Before physicians practice medicine independently, they receive on-the-job training as residents in teaching hospitals. These residents are vital providers of health care during their training, and many stay in the geographic area to practice after their training is completed.
Medicare pays these hospitals to offset some of the costs of training physician residents. For most hospitals, Medicare caps the number of residents it will fund per hospital based on how many residents it funded in 1996.
We found that 70% of hospitals trained more residents than Medicare funded—indicating they can train more physicians now than when these caps were set.
What GAO Found
Medicare sets caps on both of its types of physician graduate medical education (GME) payments (direct and indirect) to teaching hospitals. Caps on these payments determine the number of physician trainees—known as residents—that each payment type supports. Hospitals can use other sources of funds to train more residents than these caps. Medicare data show that in 2018, 70 percent of hospitals were over one or both caps on Medicare-funded residents, and 20 percent of hospitals were under one or both caps. For both payment types, hospitals funded significantly more slots over the cap than they left unfilled, but Medicare still funded the large majority of resident slots.
Graduate Medical Education (GME) Residents and Slots by Medicare Payment Type and Funding, 2018
Notes: Medicare's payments for GME are based, in part, on the number of full-time equivalent residents that a hospital trains. Caps reflect the number of residents eligible for the two GME payment types. Direct Graduate Medical Education payments offset direct costs of GME training, such as resident salaries, and Indirect Medical Education payments offset indirect costs of GME training, such as the additional cost of resident supervision.
Medicare gives hospitals starting their first new GME programs 5 years to establish and grow their GME programs before their caps are set. Once set, hospitals' resident caps are generally permanent. GAO asked GME stakeholders about recent proposals to extend this window beyond 5 years. Stakeholders said that extending this time window could result in larger caps and more residents training at some hospitals because the hospitals would have more time to, for example, recruit more faculty and residents or start programs in more complex specialties before caps are set. Some stakeholders representing providers and a researcher suggested targeting the extension to under-resourced hospitals—such as those located in rural areas or areas with health care provider shortages—which often face challenges in quickly recruiting faculty and ensuring a variety of educational experiences for residents. However, they noted that extending the cap-establishment window would not address all challenges that under-resourced hospitals face when starting new GME programs.
Why GAO Did This Study
Studies have shown the United States faces a shortage of physicians, making it increasingly difficult for people to access needed health care. Physicians need GME training before they can practice medicine independently and often practice in the same geographic area as their training.
The vast majority of federal funding for this training—about $15 billion in 2018—supports physician training through the Department of Health and Human Services' Medicare GME payments. Medicare offers payments to teaching hospitals to offset costs of training full-time equivalent residents, up to a capped number of resident slots for each hospital. For most hospitals, caps reflect the number of residents that Medicare funded in 1996; for hospitals starting their first new GME program in 1997 or later, caps were based on the number of Medicare-funded residents trained at the end of a specific time window.

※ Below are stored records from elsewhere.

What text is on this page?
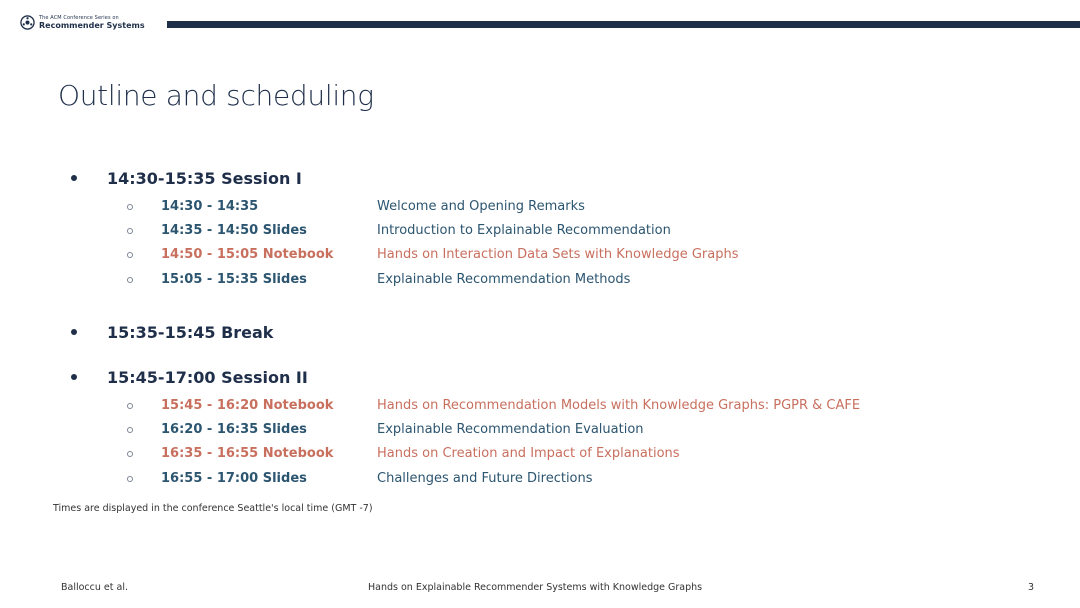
The ACM Conference Series on
Recommender Systems
Outline and scheduling
14:30-15:35 Session I
14:30 - 14:35	Welcome and Opening Remarks
14:35 - 14:50 Slides	Introduction to Explainable Recommendation
14:50 - 15:05 Notebook	Hands on Interaction Data Sets with Knowledge Graphs
15:05 - 15:35 Slides	Explainable Recommendation Methods
15:35-15:45 Break
15:45-17:00 Session II
15:45 - 16:20 Notebook	Hands on Recommendation Models with Knowledge Graphs: PGPR & CAFE
16:20 - 16:35 Slides	Explainable Recommendation Evaluation
16:35 - 16:55 Notebook	Hands on Creation and Impact of Explanations
16:55 - 17:00 Slides	Challenges and Future Directions
Times are displayed in the conference Seattle's local time (GMT -7)
Balloccu et al.	Hands on Explainable Recommender Systems with Knowledge Graphs	3
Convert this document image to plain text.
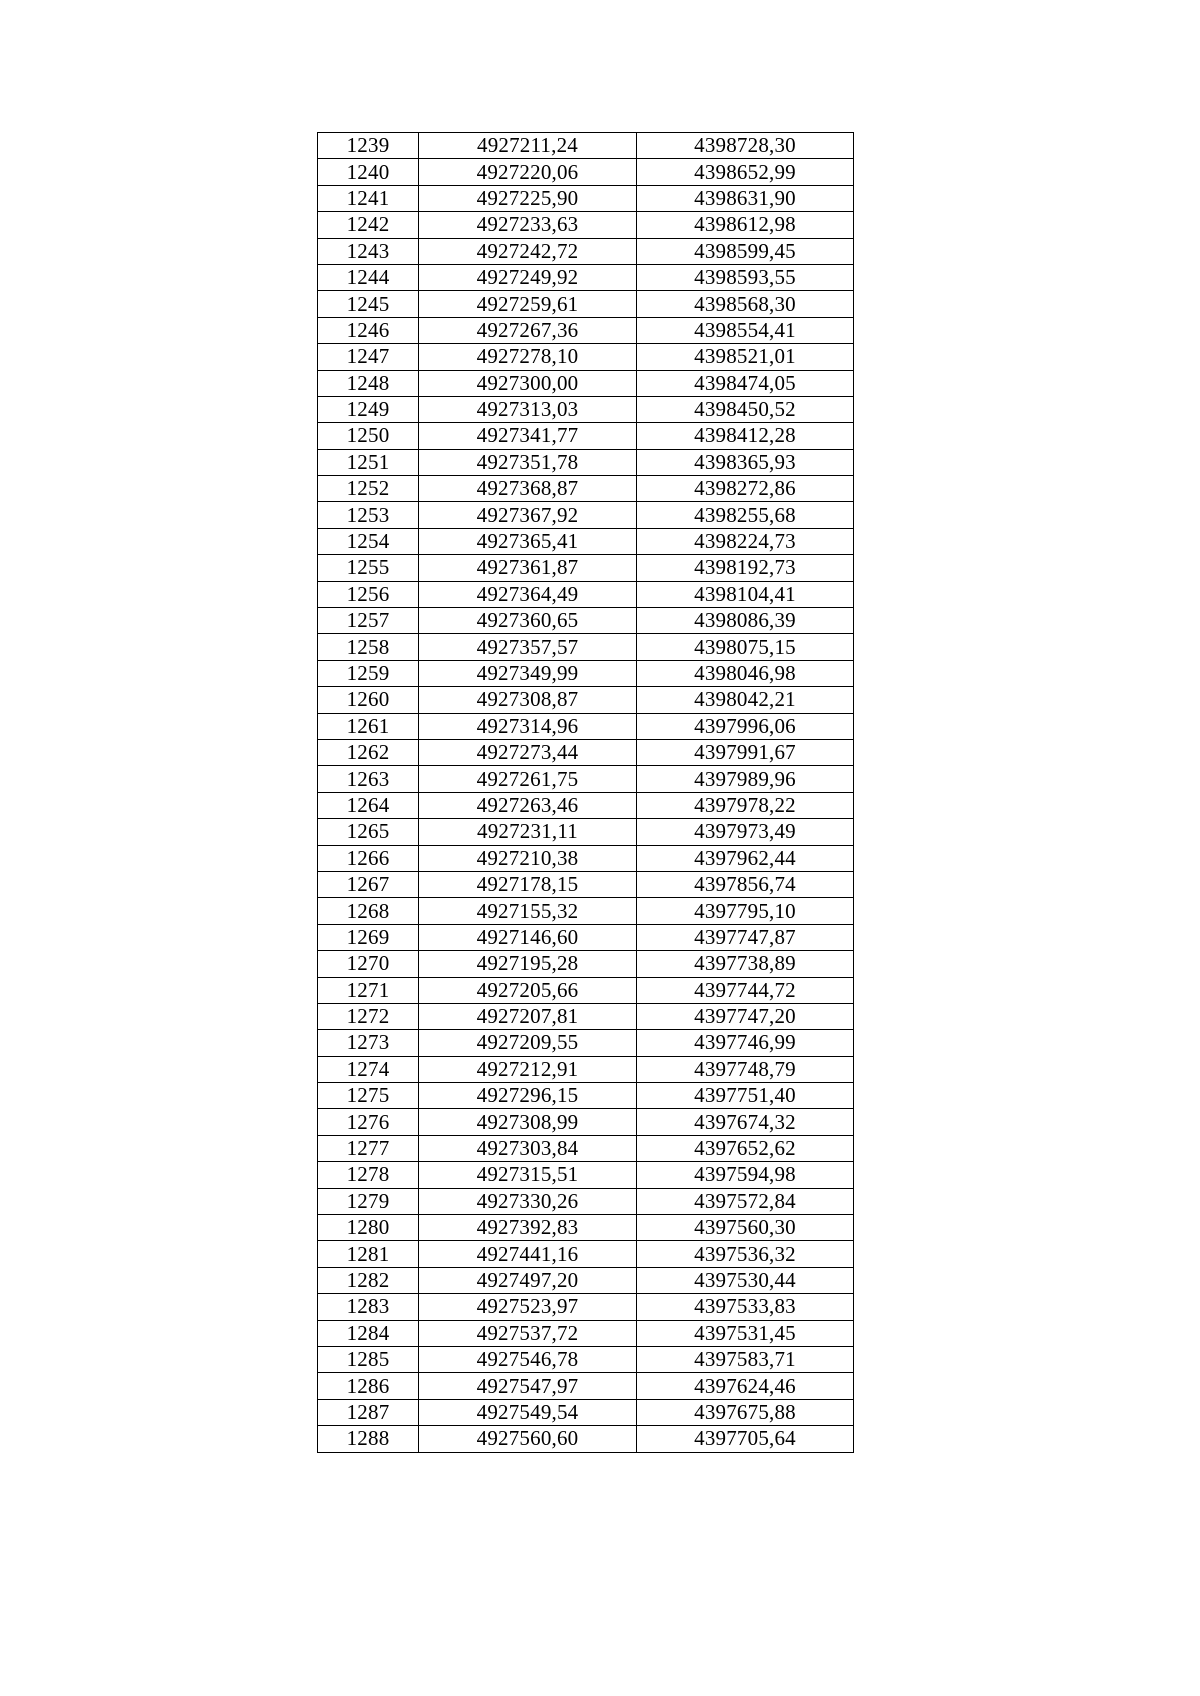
1239	4927211,24	4398728,30
1240	4927220,06	4398652,99
1241	4927225,90	4398631,90
1242	4927233,63	4398612,98
1243	4927242,72	4398599,45
1244	4927249,92	4398593,55
1245	4927259,61	4398568,30
1246	4927267,36	4398554,41
1247	4927278,10	4398521,01
1248	4927300,00	4398474,05
1249	4927313,03	4398450,52
1250	4927341,77	4398412,28
1251	4927351,78	4398365,93
1252	4927368,87	4398272,86
1253	4927367,92	4398255,68
1254	4927365,41	4398224,73
1255	4927361,87	4398192,73
1256	4927364,49	4398104,41
1257	4927360,65	4398086,39
1258	4927357,57	4398075,15
1259	4927349,99	4398046,98
1260	4927308,87	4398042,21
1261	4927314,96	4397996,06
1262	4927273,44	4397991,67
1263	4927261,75	4397989,96
1264	4927263,46	4397978,22
1265	4927231,11	4397973,49
1266	4927210,38	4397962,44
1267	4927178,15	4397856,74
1268	4927155,32	4397795,10
1269	4927146,60	4397747,87
1270	4927195,28	4397738,89
1271	4927205,66	4397744,72
1272	4927207,81	4397747,20
1273	4927209,55	4397746,99
1274	4927212,91	4397748,79
1275	4927296,15	4397751,40
1276	4927308,99	4397674,32
1277	4927303,84	4397652,62
1278	4927315,51	4397594,98
1279	4927330,26	4397572,84
1280	4927392,83	4397560,30
1281	4927441,16	4397536,32
1282	4927497,20	4397530,44
1283	4927523,97	4397533,83
1284	4927537,72	4397531,45
1285	4927546,78	4397583,71
1286	4927547,97	4397624,46
1287	4927549,54	4397675,88
1288	4927560,60	4397705,64
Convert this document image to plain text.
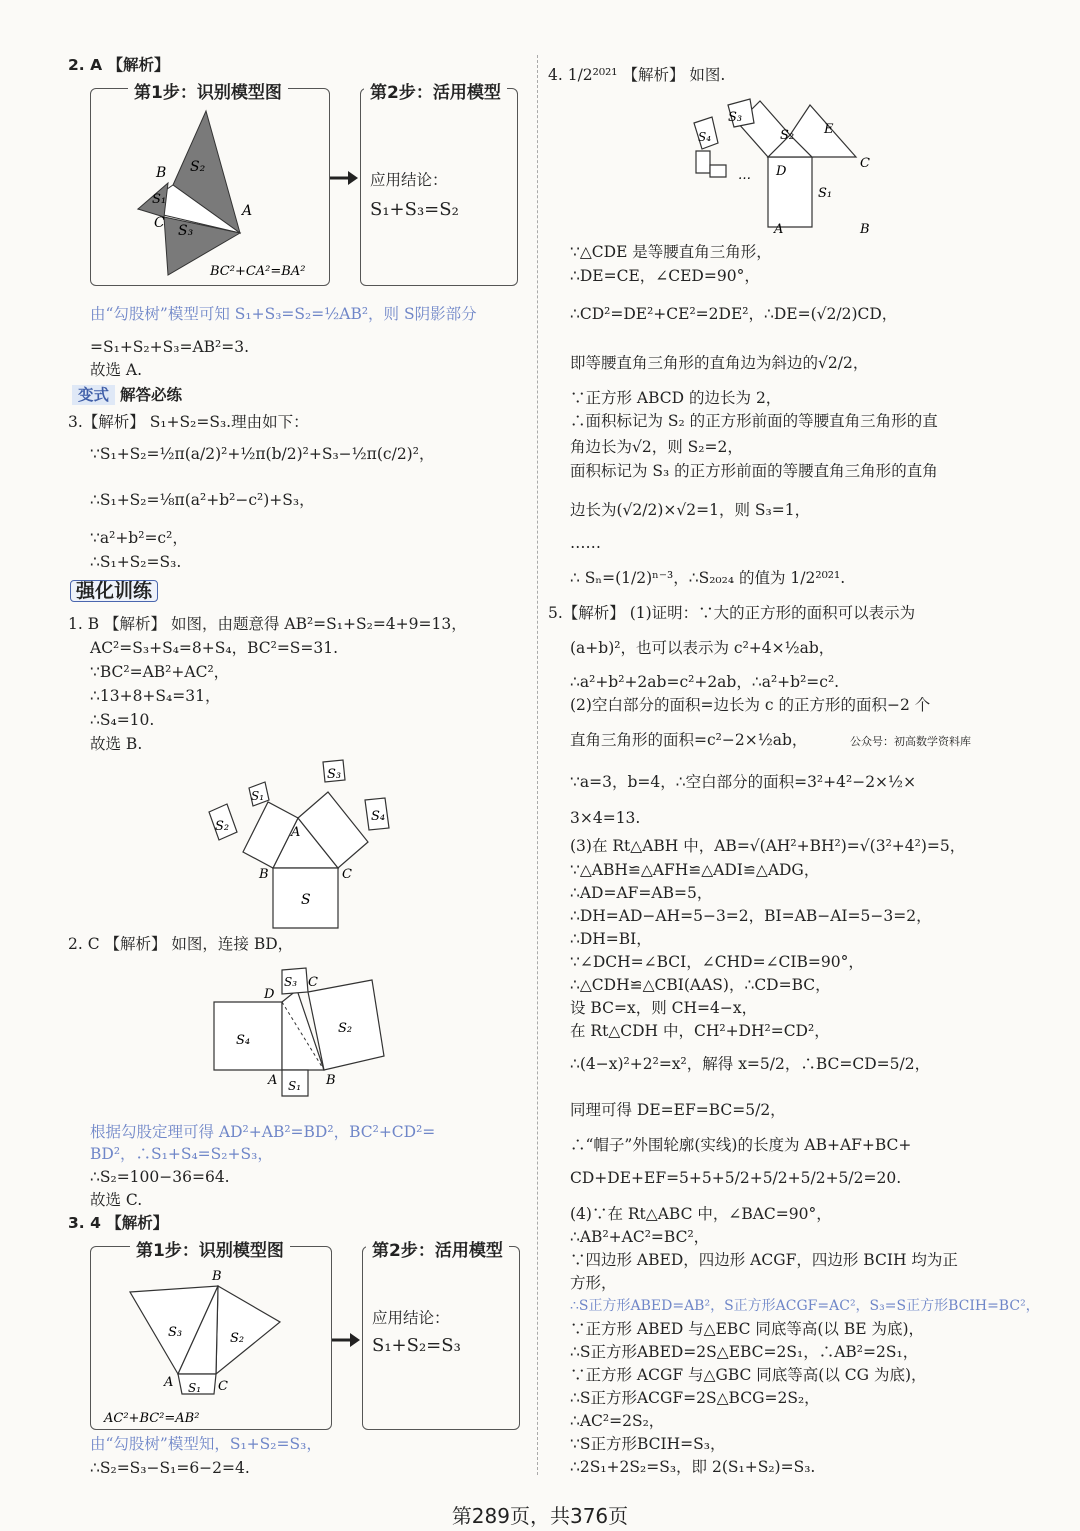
2. A 【解析】
第1步：识别模型图
S₂
B
S₁
A
C S₃
BC²+CA²=BA²
第2步：活用模型
应用结论：
S₁+S₃=S₂
由“勾股树”模型可知 S₁+S₃=S₂=½AB²，则 S阴影部分
=S₁+S₂+S₃=AB²=3.
故选 A.
变式 解答必练
3.【解析】 S₁+S₂=S₃.理由如下：
∵S₁+S₂=½π(a/2)²+½π(b/2)²+S₃−½π(c/2)²，
∴S₁+S₂=⅛π(a²+b²−c²)+S₃，
∵a²+b²=c²，
∴S₁+S₂=S₃.
强化训练
1. B 【解析】 如图，由题意得 AB²=S₁+S₂=4+9=13，
AC²=S₃+S₄=8+S₄，BC²=S=31.
∵BC²=AB²+AC²，
∴13+8+S₄=31，
∴S₄=10.
故选 B.
S₁
S₂
S₃
S₄
A
B	C
S
2. C 【解析】 如图，连接 BD，
S₃ C
D
S₂
S₄
A	B
S₁
根据勾股定理可得 AD²+AB²=BD²，BC²+CD²=
BD²，∴S₁+S₄=S₂+S₃，
∴S₂=100−36=64.
故选 C.
3. 4 【解析】
第1步：识别模型图
B
S₃	S₂
A S₁ C
AC²+BC²=AB²
第2步：活用模型
应用结论：
S₁+S₂=S₃
由“勾股树”模型知，S₁+S₂=S₃，
∴S₂=S₃−S₁=6−2=4.
4. 1/2²⁰²¹ 【解析】 如图.
S₃
S₄	S₂ E
C
D
…
S₁
A	B
∵△CDE 是等腰直角三角形，
∴DE=CE，∠CED=90°，
∴CD²=DE²+CE²=2DE²，∴DE=(√2/2)CD，
即等腰直角三角形的直角边为斜边的√2/2，
∵正方形 ABCD 的边长为 2，
∴面积标记为 S₂ 的正方形前面的等腰直角三角形的直
角边长为√2，则 S₂=2，
面积标记为 S₃ 的正方形前面的等腰直角三角形的直角
边长为(√2/2)×√2=1，则 S₃=1，
……
∴ Sₙ=(1/2)ⁿ⁻³，∴S₂₀₂₄ 的值为 1/2²⁰²¹.
5.【解析】 (1)证明：∵大的正方形的面积可以表示为
(a+b)²，也可以表示为 c²+4×½ab，
∴a²+b²+2ab=c²+2ab，∴a²+b²=c².
(2)空白部分的面积=边长为 c 的正方形的面积−2 个
直角三角形的面积=c²−2×½ab，	公众号：初高数学资料库
∵a=3，b=4，∴空白部分的面积=3²+4²−2×½×
3×4=13.
(3)在 Rt△ABH 中，AB=√(AH²+BH²)=√(3²+4²)=5，
∵△ABH≌△AFH≌△ADI≌△ADG，
∴AD=AF=AB=5，
∴DH=AD−AH=5−3=2，BI=AB−AI=5−3=2，
∴DH=BI，
∵∠DCH=∠BCI，∠CHD=∠CIB=90°，
∴△CDH≌△CBI(AAS)，∴CD=BC，
设 BC=x，则 CH=4−x，
在 Rt△CDH 中，CH²+DH²=CD²，
∴(4−x)²+2²=x²，解得 x=5/2，∴BC=CD=5/2，
同理可得 DE=EF=BC=5/2，
∴“帽子”外围轮廓(实线)的长度为 AB+AF+BC+
CD+DE+EF=5+5+5/2+5/2+5/2+5/2=20.
(4)∵在 Rt△ABC 中，∠BAC=90°，
∴AB²+AC²=BC²，
∵四边形 ABED，四边形 ACGF，四边形 BCIH 均为正
方形，
∴S正方形ABED=AB²，S正方形ACGF=AC²，S₃=S正方形BCIH=BC²，
∵正方形 ABED 与△EBC 同底等高(以 BE 为底)，
∴S正方形ABED=2S△EBC=2S₁，∴AB²=2S₁，
∵正方形 ACGF 与△GBC 同底等高(以 CG 为底)，
∴S正方形ACGF=2S△BCG=2S₂，
∴AC²=2S₂，
∵S正方形BCIH=S₃，
∴2S₁+2S₂=S₃，即 2(S₁+S₂)=S₃.
第289页，共376页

GAO was asked to review Medicare GME funding. This report, among other issues, describes the extent to which hospitals were over or under their Medicare GME caps and stakeholders' views on extending the time window before new caps are established. GAO analyzed 2018 Medicare data (the most recent available at the time of GAO's analysis), reviewed agency documentation, and interviewed eight selected stakeholder groups—including a GME accreditor and groups representing health care providers—identified through past GAO work.
The Department of Health and Human Services provided technical comments on a draft of this report, which GAO incorporated as appropriate.